The Dark Side of Oz as Allegory of Spiritual Transformation
The Dark Side of Oz, the mashup of Pink Floyd’s The Dark Side of the Moon and The Wizard of Oz, has established itself as an inspiring work of art, giving rise to live shows as well as new music and art. It is also a decidedly open work. It does not merely eschew authorial prescription of its meaning; rather, it has no identifiable author at all. It also has no generic conventions; rather, it has singlehandedly established the genre of the cinematic progressive rock mashup. Faced with these interpretive challenges, scholars have hardly examined the phenomenon in artistic terms at all, with the exception of John Richardson. But in all cases, virtually the only analytical method brought to bear is borrowed from the blogosphere: identifying sync points.
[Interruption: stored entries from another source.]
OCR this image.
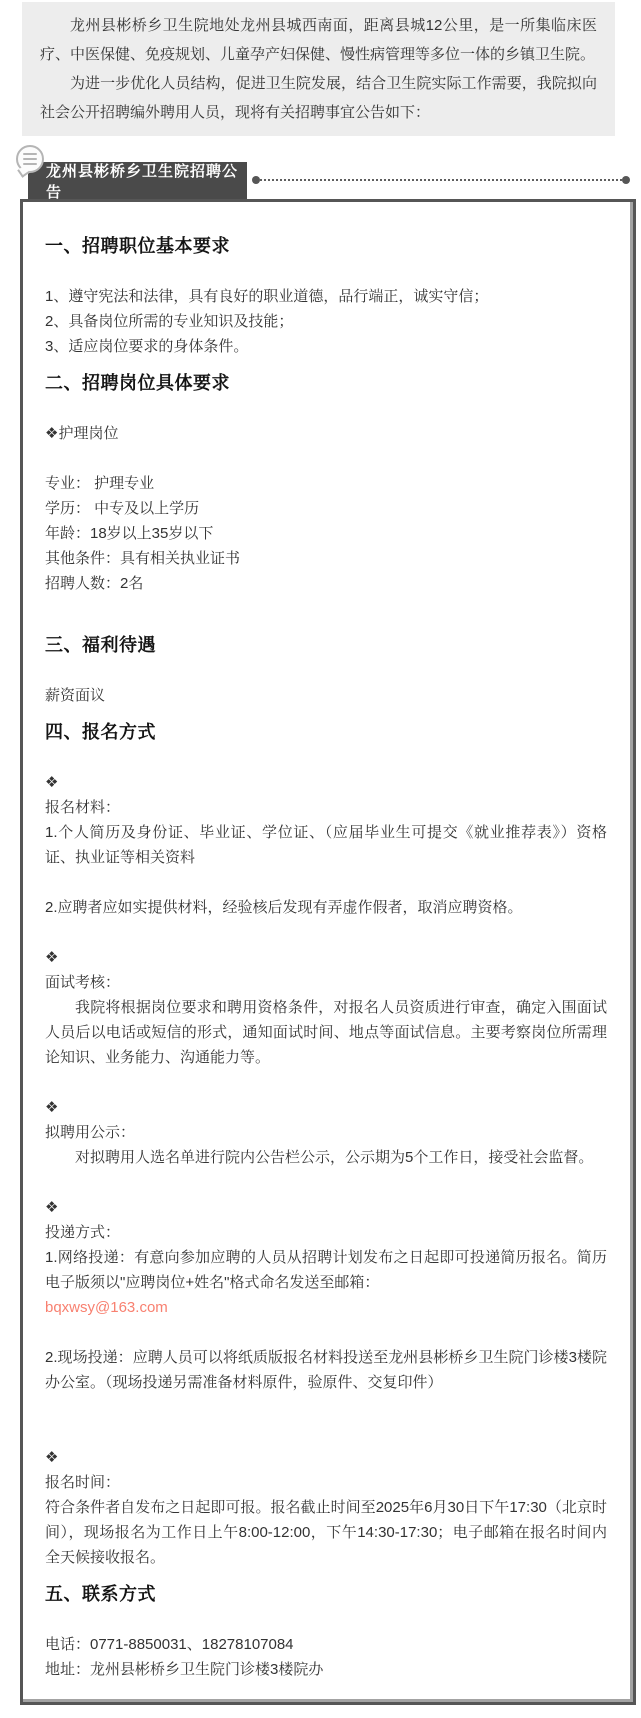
龙州县彬桥乡卫生院地处龙州县城西南面，距离县城12公里，是一所集临床医疗、中医保健、免疫规划、儿童孕产妇保健、慢性病管理等多位一体的乡镇卫生院。

为进一步优化人员结构，促进卫生院发展，结合卫生院实际工作需要，我院拟向社会公开招聘编外聘用人员，现将有关招聘事宜公告如下：

龙州县彬桥乡卫生院招聘公告
一、招聘职位基本要求

1、遵守宪法和法律，具有良好的职业道德，品行端正，诚实守信；

2、具备岗位所需的专业知识及技能；

3、适应岗位要求的身体条件。

二、招聘岗位具体要求

❖护理岗位

专业： 护理专业

学历： 中专及以上学历

年龄：18岁以上35岁以下

其他条件：具有相关执业证书

招聘人数：2名

三、福利待遇

薪资面议

四、报名方式

❖

报名材料：

1.个人简历及身份证、毕业证、学位证、（应届毕业生可提交《就业推荐表》）资格证、执业证等相关资料

2.应聘者应如实提供材料，经验核后发现有弄虚作假者，取消应聘资格。

❖

面试考核：

我院将根据岗位要求和聘用资格条件，对报名人员资质进行审查，确定入围面试人员后以电话或短信的形式，通知面试时间、地点等面试信息。主要考察岗位所需理论知识、业务能力、沟通能力等。

❖

拟聘用公示：

对拟聘用人选名单进行院内公告栏公示，公示期为5个工作日，接受社会监督。

❖

投递方式：

1.网络投递：有意向参加应聘的人员从招聘计划发布之日起即可投递简历报名。简历电子版须以"应聘岗位+姓名"格式命名发送至邮箱：

bqxwsy@163.com

2.现场投递：应聘人员可以将纸质版报名材料投送至龙州县彬桥乡卫生院门诊楼3楼院办公室。（现场投递另需准备材料原件，验原件、交复印件）

❖

报名时间：

符合条件者自发布之日起即可报。报名截止时间至2025年6月30日下午17:30（北京时间），现场报名为工作日上午8:00-12:00，下午14:30-17:30；电子邮箱在报名时间内全天候接收报名。

五、联系方式

电话：0771-8850031、18278107084

地址：龙州县彬桥乡卫生院门诊楼3楼院办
This study adopts the premise that the meaningfulness of the mashup is grounded not in its sync points as such but in its affordance of a conceptual blending of the album’s musical-lyrical content with the film’s narrative. In this blend, the divergence of the disparate source materials is just as important as their convergence or syncing. This divergence opens up a space of the unknown, the sublime, while the convergence implies its meaningfulness, which is read against the grain of the originals. I interpret this sublimity as spiritual, partly due to the role of faith in executing the juxtaposition. More specifically, as a prism selectively activates color, so the album serendipitously activates elements in the film to present an allegory of spiritual transformation that closely matches the analysis of this process in St. Theophan the Recluse’s magisterial The Path to Salvation.